I have just started working on big data, so my question might be very basic for some of you but plz bear with me. I am using an azure machine with pre-configured HDP-Sandbox. The specs of the machine are:
RAM: 64 GB
Hard Disk: 2TB+1TB.
Problem: I have a big data file of around(600 GB), I have been able to store the data in hive table as text file. Now my goal is to create an ORC formatted table from that table, so that I can make queries run faster. But when I insert the data into ORC table from table stored as textfile, the query never gets completed. Also I have noticed memory allocated for all Yarn containers is 3000 MB out of 62.9 GB, so I tried to increase the yarn container size from Ambari Dashboard and then ran query but every task in the query failed. May be I have to change the size other dependent parameters too but I dont know what are those.
Therefore, can anyone suggest/help me, how do I increase the size of the Yarn container and MapReduce in order to make maximum use of the machine and queries run faster and successfully.
Also, is 600 GB data is really a big data for machine with such specs?
How do I make sure that the queries do not failed due to vertex failure etc.

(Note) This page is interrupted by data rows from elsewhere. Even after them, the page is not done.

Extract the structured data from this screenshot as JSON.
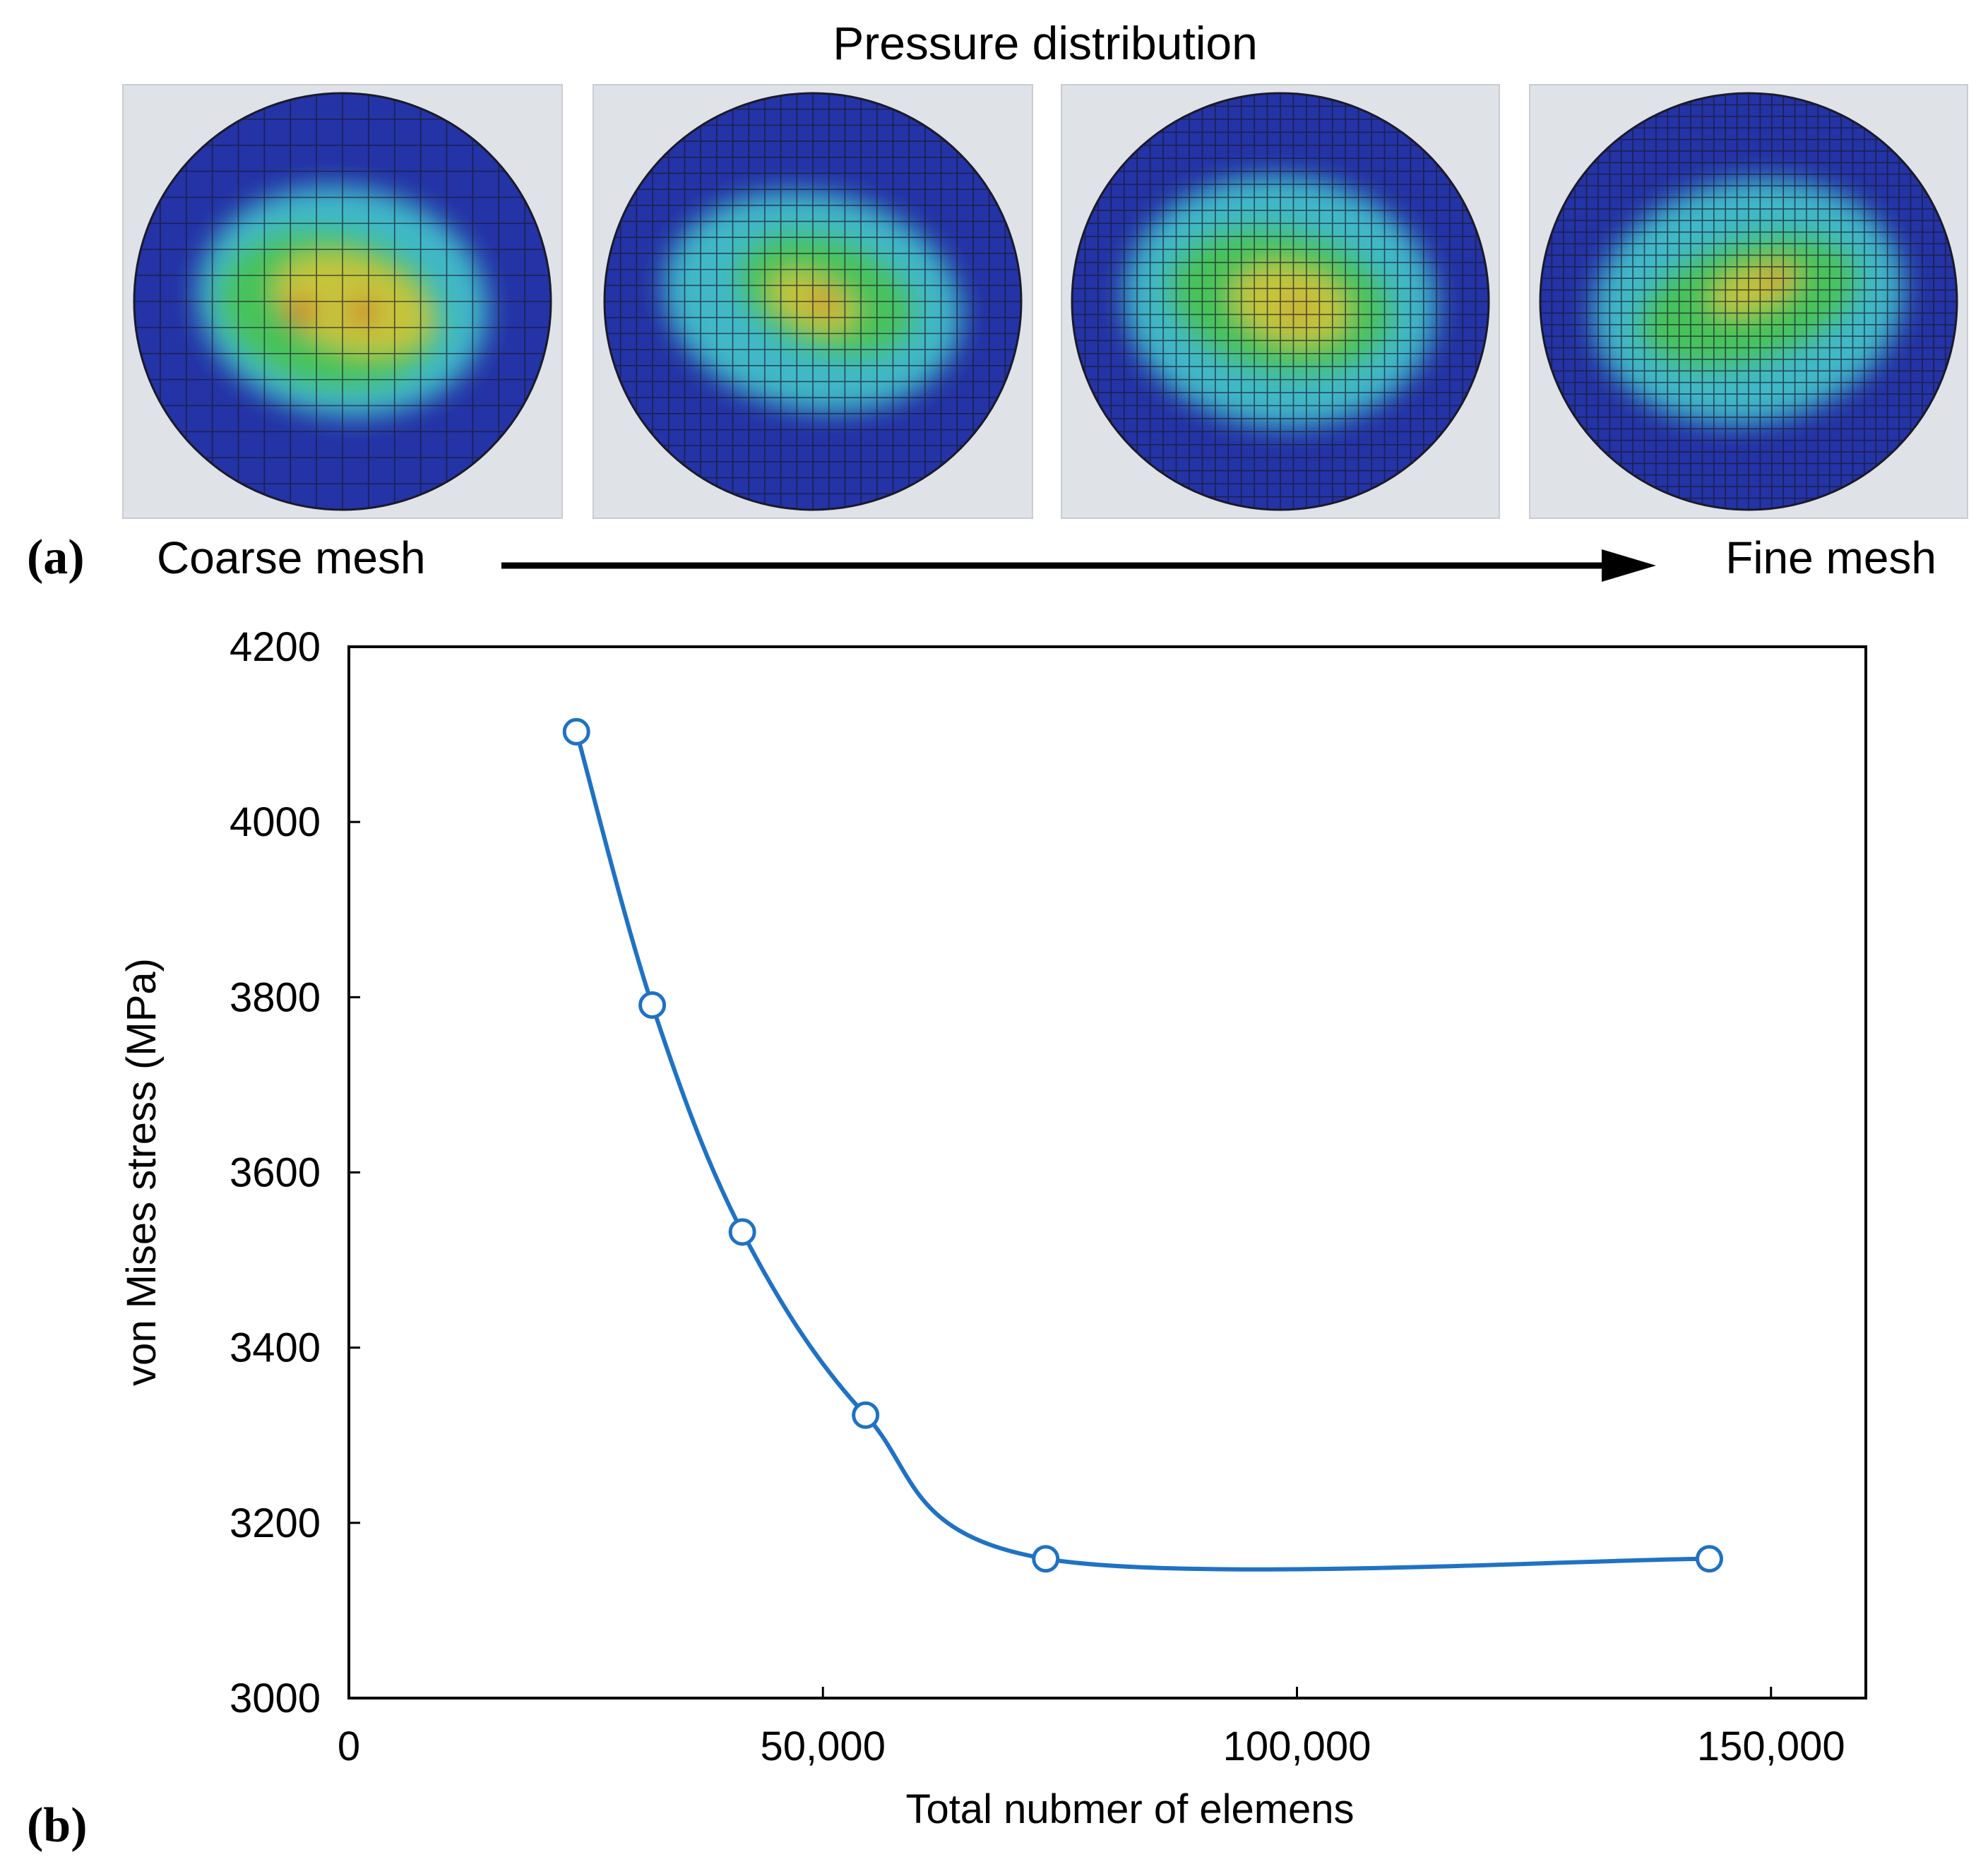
{
  "panel_a": {
    "label": "(a)",
    "title": "Pressure distribution",
    "left_label": "Coarse mesh",
    "right_label": "Fine mesh",
    "colors": {
      "background": "#dfe2e7",
      "low": "#2433a6",
      "mid_low": "#3fb8c8",
      "mid": "#46c25a",
      "mid_high": "#c6c43a",
      "high": "#d23a2a",
      "mesh_line": "#1a1a2a"
    },
    "images": [
      {
        "name": "coarse-mesh-pressure-map",
        "mesh_density": 16
      },
      {
        "name": "medium-mesh-pressure-map",
        "mesh_density": 26
      },
      {
        "name": "fine-mesh-pressure-map",
        "mesh_density": 32
      },
      {
        "name": "finest-mesh-pressure-map",
        "mesh_density": 36
      }
    ]
  },
  "panel_b": {
    "label": "(b)"
  },
  "chart_data": {
    "type": "line",
    "title": "",
    "xlabel": "Total nubmer of elemens",
    "ylabel": "von Mises stress (MPa)",
    "xlim": [
      0,
      160000
    ],
    "ylim": [
      3000,
      4200
    ],
    "xticks": [
      0,
      50000,
      100000,
      150000
    ],
    "xtick_labels": [
      "0",
      "50,000",
      "100,000",
      "150,000"
    ],
    "yticks": [
      3000,
      3200,
      3400,
      3600,
      3800,
      4000,
      4200
    ],
    "ytick_labels": [
      "3000",
      "3200",
      "3400",
      "3600",
      "3800",
      "4000",
      "4200"
    ],
    "grid": false,
    "line_color": "#1f72c4",
    "marker": "open-circle",
    "smooth": true,
    "series": [
      {
        "x": [
          24000,
          32000,
          41500,
          54500,
          73500,
          143500
        ],
        "y": [
          4103,
          3791,
          3532,
          3323,
          3159,
          3159
        ]
      }
    ]
  }
}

I believe your biggest problem is that you are trying to use the HDP Sandbox for something of any decent size. That environment wasn't necessary built for you to runs 100's of GB datasets (which itself is surely not all that "big" of Big Data). The Sandbox also has a bunch of configuration settings focused on running a pseudo-cluster (all on one box) which is NOT idea for any job of any real size.
You did go down the right path of changing the max amount of memory that YARN can use, but at the end of the day, your box only has two CPUs and you really can't run that many containers anyways. You'd probably need to go change the size of the TEZ containers, too, for Hive/TEZ to ask for more than whatever the tiny configuration from the Sandbox is granting you.
I don't know the costing model, but I'm betting 4 boxes with 16GB each would be cheaper than this 64GB one you are using now and that would allow you to spread out the workload across multiple machines (and yes, you'd have to install HDP via Ambari, the the http://docs.hortonworks.com site can help a LOT).
Good luck and happy Hadooping!
So, I cannot process this data on one machine? Is it the final solution that I will have to setup different machines for this task?